The Handmaid’s Tale is a classic dystopian novel about The Republic of Gilead, a totalitarian regime comprised of what was once part of The United States. In a polluted world in which many men and women have become sterile, those few women whose ovaries are still viable are too precious a national resource to waste. As a consequence, they become “handmaids,” available only to the most highly placed male officials, who are generally older and therefore unlikely to father a child. However, the handmaids’ survival depends on being able to produce offspring, tempting many of them to seek out one of the younger men who serve the elderly “Commanders.” This action is punishable by death, so that often handmaids die either by execution for not producing or by execution for producing the only way they can.

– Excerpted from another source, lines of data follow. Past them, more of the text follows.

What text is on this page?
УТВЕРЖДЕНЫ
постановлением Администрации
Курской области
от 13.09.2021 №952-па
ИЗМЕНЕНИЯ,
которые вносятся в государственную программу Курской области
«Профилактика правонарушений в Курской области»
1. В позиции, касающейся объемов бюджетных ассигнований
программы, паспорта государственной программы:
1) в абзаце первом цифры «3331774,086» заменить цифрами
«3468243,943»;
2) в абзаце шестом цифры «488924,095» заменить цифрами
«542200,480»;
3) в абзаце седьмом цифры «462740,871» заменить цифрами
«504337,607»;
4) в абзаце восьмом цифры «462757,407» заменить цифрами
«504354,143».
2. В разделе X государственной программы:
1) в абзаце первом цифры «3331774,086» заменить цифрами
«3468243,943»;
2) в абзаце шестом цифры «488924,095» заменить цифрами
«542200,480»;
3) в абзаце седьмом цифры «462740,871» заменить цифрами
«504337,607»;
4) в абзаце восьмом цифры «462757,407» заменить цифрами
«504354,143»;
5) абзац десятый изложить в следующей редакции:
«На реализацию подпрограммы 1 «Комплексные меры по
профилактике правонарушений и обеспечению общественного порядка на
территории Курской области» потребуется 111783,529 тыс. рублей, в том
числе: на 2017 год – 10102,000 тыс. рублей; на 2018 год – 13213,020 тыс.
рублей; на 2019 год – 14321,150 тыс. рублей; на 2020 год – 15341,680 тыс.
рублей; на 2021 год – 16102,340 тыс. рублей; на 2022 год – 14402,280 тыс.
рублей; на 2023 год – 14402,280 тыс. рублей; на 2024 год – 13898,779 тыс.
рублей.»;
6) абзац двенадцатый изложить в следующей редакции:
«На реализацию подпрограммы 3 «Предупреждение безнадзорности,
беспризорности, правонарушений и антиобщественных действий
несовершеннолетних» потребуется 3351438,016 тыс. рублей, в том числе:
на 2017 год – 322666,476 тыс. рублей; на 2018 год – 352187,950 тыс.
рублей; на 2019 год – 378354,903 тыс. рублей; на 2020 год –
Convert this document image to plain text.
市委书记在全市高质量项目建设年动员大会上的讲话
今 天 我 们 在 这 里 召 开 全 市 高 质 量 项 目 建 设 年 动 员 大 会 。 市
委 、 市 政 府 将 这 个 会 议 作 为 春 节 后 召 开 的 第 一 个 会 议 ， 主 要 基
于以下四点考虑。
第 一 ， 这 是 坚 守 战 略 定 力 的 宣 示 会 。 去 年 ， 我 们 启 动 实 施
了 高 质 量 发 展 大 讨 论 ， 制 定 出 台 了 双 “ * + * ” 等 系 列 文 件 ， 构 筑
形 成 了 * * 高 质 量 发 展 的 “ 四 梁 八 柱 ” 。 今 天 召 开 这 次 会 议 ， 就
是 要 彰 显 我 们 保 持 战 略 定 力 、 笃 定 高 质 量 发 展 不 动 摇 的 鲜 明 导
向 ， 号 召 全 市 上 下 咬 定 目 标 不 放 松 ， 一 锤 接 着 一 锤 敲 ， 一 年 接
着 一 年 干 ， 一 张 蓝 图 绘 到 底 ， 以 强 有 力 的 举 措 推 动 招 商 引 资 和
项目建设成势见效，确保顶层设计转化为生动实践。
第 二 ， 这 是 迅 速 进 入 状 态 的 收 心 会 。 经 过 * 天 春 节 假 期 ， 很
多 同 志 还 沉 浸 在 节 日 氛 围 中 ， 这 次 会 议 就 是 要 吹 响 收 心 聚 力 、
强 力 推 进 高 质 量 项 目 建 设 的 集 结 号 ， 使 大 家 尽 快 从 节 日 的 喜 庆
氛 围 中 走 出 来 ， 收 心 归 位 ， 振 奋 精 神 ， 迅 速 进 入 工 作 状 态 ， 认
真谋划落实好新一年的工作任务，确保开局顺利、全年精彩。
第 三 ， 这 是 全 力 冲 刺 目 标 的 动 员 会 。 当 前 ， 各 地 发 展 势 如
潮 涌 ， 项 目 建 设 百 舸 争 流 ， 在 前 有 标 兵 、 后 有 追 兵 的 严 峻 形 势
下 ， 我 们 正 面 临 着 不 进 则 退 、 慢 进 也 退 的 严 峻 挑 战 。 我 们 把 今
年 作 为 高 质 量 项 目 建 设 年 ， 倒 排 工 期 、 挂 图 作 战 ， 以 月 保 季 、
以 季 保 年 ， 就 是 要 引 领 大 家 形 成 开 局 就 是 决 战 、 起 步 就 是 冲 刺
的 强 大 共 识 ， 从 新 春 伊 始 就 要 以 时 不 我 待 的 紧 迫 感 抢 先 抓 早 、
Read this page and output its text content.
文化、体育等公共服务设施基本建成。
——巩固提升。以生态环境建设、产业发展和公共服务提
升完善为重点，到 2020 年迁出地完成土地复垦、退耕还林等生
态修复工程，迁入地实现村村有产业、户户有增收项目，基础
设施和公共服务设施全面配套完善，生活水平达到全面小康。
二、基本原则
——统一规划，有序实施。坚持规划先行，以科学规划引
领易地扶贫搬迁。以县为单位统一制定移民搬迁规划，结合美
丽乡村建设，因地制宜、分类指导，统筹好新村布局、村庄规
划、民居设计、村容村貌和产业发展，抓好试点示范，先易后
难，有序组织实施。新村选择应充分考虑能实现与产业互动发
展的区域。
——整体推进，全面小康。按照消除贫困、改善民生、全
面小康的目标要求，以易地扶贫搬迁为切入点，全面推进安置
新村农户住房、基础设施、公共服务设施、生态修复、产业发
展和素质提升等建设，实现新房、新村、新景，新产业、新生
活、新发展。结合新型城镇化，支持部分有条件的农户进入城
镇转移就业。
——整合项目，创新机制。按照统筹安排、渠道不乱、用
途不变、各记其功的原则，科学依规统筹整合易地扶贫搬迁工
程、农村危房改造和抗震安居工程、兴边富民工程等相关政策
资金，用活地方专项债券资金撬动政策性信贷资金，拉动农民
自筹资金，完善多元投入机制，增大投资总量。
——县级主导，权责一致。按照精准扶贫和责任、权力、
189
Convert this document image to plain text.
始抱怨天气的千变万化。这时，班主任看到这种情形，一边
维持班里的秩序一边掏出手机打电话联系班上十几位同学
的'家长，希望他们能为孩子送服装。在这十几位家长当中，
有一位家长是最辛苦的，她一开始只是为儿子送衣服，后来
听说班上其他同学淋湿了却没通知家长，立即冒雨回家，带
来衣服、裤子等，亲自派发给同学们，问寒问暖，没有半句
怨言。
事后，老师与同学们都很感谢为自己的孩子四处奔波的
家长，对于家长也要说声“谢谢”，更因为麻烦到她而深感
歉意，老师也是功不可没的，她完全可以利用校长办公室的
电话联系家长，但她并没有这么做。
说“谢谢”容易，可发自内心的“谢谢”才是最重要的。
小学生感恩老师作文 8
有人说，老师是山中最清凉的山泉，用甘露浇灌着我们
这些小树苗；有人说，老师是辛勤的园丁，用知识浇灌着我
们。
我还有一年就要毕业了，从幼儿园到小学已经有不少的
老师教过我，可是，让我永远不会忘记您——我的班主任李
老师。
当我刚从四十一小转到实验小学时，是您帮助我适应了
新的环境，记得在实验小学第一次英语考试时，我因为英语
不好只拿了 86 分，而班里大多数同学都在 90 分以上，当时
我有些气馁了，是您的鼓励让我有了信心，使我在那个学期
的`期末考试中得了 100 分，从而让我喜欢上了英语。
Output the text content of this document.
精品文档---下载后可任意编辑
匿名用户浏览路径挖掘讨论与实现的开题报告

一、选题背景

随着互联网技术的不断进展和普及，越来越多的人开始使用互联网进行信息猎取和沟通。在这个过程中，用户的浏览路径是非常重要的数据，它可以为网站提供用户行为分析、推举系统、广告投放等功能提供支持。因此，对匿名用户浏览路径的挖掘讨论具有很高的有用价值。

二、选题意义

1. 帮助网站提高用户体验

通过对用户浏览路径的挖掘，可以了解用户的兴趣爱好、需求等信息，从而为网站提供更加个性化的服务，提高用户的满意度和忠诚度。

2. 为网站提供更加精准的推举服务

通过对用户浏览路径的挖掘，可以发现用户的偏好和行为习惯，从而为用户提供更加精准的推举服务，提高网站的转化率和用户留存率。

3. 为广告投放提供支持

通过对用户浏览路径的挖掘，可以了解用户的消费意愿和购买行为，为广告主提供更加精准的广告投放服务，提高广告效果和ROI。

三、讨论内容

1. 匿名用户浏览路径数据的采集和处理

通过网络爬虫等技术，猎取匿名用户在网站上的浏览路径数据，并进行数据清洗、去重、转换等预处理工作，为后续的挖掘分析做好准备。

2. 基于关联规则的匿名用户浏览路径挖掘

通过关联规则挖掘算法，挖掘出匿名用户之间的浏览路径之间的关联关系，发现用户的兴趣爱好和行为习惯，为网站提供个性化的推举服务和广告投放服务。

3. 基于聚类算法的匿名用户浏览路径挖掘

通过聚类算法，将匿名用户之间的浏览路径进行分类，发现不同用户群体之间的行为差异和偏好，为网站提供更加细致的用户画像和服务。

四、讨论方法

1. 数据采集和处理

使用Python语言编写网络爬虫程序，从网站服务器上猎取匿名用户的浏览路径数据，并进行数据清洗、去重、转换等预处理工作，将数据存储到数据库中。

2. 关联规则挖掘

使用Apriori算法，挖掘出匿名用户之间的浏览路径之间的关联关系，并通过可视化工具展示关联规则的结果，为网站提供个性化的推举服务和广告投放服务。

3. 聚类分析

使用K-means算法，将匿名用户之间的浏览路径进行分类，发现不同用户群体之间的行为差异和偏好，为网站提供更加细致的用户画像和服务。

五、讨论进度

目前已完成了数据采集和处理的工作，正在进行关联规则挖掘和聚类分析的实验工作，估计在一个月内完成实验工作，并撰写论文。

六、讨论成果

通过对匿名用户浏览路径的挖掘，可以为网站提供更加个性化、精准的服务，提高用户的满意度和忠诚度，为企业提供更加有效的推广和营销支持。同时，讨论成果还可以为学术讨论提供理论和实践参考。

The book follows the fortunes of Offred, the handmaid “of Fred” (hence her name), a young woman struggling to find meaning in her life. She has been robbed of everything that made her an individual—her child, her husband, her job, all of her former life. Now she no longer has a name, but belongs to a man she barely knows. The only thing that makes life bearable for her is the occasional glimpse she gets into the mind of another of the tightly controlled, but still unique, people around her. She wonders who she can trust, but it is unbearable not to trust, not to try to touch the hearts of other human beings. Her tentative efforts in this direction, fraught with danger, provide the conflict and the suspense in this novel.
It is ironic that in a world so controlled by men there is a strong subculture of women, the “aunts,” who control the handmaids partly by force and partly by propaganda. You are protected, they tell the handmaids. You are cherished. You never have to starve yourself or paint yourself to get a man. You are valued for yourself. As Aunt Lydia tells them, “There is freedom to and freedom from.” They no longer have the freedom to do what they want, but they do have freedom from many of the things that tormented them in the days of “too many choices.”
What is missing in this highly regimented and ordered world is love. A regime that leaves out the possibility of choice also leaves out the possibility of love—and with it, all reason for living.